Last week, we learned that even with six months advance warning, enough players came up positive for steroids last season to trigger a testing program for next season that actually includes some punishment. Last month, Bonds was one of several players subpoenaed as part of a federal grand jury probe into a Bay Area nutritional supplement firm, BALCO, suspected of concocting the designer steroid THG. A condo raided recently by IRS agents is owned by Bonds' childhood friend, trainer Greg Anderson, who acknowledged through a lawyer that he is a target of the investigation.
Bonds became a client of BALCO owner Victor Conte in the winter of 2000. The next summer, he clubbed his way past Mark McGwire, whose own home-run binge in 1998 was fueled by androstenedione, a muscle-building supplement that just about every other sports league had already added to banned substance list.

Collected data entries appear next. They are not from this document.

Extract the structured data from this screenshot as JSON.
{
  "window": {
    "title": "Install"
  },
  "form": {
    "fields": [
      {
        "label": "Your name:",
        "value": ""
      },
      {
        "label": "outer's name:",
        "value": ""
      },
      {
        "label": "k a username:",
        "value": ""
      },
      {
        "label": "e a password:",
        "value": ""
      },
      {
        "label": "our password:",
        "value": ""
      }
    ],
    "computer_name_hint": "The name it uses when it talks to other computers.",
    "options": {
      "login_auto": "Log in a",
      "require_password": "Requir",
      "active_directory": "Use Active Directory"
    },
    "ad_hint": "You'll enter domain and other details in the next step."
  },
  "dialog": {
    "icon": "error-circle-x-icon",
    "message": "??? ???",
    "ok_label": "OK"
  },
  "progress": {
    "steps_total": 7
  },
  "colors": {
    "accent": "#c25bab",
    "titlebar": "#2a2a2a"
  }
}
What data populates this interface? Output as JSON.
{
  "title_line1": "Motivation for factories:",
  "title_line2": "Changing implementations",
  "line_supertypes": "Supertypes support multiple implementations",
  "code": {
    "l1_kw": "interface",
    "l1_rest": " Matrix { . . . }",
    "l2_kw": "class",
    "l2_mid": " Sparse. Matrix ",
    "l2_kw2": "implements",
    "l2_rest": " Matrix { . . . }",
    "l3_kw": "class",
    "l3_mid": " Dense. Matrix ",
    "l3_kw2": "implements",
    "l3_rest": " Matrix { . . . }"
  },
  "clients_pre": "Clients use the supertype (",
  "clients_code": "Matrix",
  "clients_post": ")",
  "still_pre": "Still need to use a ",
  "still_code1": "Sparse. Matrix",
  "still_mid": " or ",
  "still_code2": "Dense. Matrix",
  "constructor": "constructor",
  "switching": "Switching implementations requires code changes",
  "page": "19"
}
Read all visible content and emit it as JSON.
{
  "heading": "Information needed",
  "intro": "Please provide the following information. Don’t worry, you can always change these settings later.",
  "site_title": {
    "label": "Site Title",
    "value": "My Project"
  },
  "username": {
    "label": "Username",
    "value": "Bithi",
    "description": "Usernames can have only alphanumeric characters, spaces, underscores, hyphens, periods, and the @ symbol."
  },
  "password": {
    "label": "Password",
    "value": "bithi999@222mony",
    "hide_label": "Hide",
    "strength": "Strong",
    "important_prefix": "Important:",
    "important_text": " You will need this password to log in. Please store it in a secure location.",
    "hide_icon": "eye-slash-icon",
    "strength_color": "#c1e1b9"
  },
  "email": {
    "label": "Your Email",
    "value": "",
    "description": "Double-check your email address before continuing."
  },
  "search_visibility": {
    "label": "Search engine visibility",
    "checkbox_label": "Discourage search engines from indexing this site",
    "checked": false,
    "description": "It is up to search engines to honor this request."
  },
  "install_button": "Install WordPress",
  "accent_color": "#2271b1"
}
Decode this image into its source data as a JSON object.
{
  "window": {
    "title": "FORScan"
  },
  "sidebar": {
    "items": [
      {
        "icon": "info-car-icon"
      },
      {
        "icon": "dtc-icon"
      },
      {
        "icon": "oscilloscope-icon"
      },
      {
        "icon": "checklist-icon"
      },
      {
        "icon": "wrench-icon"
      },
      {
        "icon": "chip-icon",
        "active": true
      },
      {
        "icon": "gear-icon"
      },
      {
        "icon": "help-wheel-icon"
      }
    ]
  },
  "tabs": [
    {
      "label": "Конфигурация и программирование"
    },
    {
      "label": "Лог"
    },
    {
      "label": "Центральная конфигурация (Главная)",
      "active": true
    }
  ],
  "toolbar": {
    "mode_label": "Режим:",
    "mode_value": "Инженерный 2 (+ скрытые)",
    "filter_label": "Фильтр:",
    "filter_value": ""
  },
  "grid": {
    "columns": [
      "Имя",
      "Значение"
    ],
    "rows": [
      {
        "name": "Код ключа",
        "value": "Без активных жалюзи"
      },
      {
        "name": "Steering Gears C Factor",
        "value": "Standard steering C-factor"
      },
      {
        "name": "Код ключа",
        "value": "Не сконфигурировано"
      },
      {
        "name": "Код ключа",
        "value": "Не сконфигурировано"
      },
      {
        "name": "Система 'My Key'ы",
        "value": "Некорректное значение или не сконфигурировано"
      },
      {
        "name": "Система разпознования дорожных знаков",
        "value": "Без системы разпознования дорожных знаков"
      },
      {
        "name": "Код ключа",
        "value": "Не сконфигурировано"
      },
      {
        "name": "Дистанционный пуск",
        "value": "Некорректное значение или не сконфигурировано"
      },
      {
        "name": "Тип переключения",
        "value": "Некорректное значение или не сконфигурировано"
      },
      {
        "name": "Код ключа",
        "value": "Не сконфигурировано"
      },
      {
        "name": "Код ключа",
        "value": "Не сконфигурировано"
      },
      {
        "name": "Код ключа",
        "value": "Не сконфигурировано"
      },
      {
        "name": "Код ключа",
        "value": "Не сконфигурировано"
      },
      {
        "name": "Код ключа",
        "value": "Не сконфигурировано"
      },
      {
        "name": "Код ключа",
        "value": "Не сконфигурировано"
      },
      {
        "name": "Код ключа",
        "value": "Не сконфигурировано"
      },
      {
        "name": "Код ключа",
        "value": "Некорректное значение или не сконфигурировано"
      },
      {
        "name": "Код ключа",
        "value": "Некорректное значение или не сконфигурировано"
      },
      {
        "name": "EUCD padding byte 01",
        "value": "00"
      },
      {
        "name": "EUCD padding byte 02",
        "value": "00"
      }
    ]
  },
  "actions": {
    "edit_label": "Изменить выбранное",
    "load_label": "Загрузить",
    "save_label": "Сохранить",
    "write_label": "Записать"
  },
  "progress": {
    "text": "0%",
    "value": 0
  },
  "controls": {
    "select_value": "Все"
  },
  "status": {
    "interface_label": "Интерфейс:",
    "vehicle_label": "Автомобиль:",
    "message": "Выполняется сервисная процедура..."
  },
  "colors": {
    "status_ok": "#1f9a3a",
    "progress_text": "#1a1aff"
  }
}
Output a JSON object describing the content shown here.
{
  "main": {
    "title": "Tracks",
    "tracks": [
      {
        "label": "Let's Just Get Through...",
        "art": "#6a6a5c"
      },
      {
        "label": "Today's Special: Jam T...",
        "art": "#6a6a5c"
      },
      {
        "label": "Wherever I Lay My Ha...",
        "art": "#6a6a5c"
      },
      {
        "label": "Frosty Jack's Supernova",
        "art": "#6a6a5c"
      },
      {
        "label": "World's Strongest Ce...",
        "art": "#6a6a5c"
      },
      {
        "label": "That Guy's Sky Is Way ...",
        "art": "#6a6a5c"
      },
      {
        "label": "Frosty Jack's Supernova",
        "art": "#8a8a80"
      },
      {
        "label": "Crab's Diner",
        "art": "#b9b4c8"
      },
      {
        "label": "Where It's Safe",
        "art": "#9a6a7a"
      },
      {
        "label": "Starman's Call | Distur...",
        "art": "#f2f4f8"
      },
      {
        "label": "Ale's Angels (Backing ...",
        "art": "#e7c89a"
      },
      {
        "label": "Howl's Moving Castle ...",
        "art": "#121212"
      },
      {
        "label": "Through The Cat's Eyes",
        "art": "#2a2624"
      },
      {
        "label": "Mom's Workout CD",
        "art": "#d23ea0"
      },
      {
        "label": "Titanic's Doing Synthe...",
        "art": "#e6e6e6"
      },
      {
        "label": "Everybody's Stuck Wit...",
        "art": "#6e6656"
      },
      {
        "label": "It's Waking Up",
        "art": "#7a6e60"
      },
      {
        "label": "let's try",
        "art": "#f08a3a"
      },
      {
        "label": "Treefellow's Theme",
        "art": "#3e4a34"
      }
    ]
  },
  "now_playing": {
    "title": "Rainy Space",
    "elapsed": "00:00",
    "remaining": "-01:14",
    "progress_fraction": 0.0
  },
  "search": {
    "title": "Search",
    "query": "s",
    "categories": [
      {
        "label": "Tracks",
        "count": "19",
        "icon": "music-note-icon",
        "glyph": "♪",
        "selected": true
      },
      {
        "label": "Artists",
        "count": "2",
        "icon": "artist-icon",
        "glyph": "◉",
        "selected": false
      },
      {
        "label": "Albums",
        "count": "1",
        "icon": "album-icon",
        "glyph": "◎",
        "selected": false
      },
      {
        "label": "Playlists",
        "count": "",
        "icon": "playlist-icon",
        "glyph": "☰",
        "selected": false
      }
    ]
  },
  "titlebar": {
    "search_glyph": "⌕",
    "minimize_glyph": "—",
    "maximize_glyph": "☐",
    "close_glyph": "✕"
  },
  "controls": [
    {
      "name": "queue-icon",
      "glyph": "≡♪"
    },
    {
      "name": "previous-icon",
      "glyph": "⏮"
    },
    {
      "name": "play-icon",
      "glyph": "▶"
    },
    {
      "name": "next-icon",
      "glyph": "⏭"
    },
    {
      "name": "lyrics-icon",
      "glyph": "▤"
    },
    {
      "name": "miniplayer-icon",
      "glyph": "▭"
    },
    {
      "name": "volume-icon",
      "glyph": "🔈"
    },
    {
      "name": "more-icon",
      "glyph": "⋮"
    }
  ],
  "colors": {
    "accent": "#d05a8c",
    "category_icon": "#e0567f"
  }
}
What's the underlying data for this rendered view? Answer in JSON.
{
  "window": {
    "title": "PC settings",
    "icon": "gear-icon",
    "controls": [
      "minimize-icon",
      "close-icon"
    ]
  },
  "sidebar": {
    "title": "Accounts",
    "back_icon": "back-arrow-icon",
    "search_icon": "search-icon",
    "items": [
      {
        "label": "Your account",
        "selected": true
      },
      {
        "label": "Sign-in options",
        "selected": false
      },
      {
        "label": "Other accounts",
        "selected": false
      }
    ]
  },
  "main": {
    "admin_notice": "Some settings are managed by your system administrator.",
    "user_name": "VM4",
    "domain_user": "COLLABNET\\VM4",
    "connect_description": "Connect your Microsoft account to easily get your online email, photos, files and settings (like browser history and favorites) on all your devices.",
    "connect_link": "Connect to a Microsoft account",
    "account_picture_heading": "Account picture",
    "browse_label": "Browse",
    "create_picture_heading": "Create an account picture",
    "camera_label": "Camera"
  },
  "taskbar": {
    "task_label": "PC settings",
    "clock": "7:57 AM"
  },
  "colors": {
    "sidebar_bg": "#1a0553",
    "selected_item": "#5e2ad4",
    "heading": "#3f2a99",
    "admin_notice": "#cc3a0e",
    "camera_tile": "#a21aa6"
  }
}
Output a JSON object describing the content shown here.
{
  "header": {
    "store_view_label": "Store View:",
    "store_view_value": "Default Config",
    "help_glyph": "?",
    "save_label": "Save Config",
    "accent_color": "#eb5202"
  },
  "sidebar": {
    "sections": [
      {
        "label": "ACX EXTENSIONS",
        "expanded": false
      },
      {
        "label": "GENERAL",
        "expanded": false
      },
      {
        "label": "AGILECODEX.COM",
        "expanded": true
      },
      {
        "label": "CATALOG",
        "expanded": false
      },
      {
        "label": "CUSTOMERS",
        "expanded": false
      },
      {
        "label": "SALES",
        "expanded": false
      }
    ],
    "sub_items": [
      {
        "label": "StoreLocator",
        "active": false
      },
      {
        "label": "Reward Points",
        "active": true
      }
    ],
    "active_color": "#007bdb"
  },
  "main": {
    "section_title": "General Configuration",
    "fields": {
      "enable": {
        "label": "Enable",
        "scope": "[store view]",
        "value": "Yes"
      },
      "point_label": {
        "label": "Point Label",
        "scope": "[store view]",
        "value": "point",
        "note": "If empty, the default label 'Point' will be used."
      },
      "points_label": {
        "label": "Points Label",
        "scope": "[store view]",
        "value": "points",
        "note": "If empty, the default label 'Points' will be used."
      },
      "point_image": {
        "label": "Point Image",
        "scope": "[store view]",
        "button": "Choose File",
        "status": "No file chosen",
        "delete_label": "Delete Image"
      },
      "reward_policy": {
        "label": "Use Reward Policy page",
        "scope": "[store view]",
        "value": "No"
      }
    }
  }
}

Undaunted, the suits who ran baseball then and now reasoned that if one home-run race sold lots of tickets, each repeat performance would sell more.
What followed were hitters bulked up like linebackers, waivers from MLB to build ballparks with short home-run porches, NASA-quality video machines and batting-practice cages, plus state-of-the-art weight rooms and protein shakes the size of buckets. Strike zones became no bigger than shoeboxes and expansion diluted the pitching.
Still, cynics said all those factors combined didn't explain the quantum leap in power over the last few years. Bonds needed 14 seasons to hit 445 home runs, and just four to collect the next 213. On every side of him, the only thing that inflated faster than the record books and the players' biceps were their bank accounts. Bonds apparently didn't notice.
''I am glad there is going to be testing,'' he said. ''I am glad that, hopefully, hopefully, it will diminish a lot of everyone's speculation, and everyone can just move on.''
A lot of people have a lot of money invested in just such an outcome, maybe none more deeply invested than Bonds. All of them would like to get on with business as usual, turn the page on a chapter that produced more questions than answers, if only so the rest of us can rush out and buy T-shirts to commemorate it.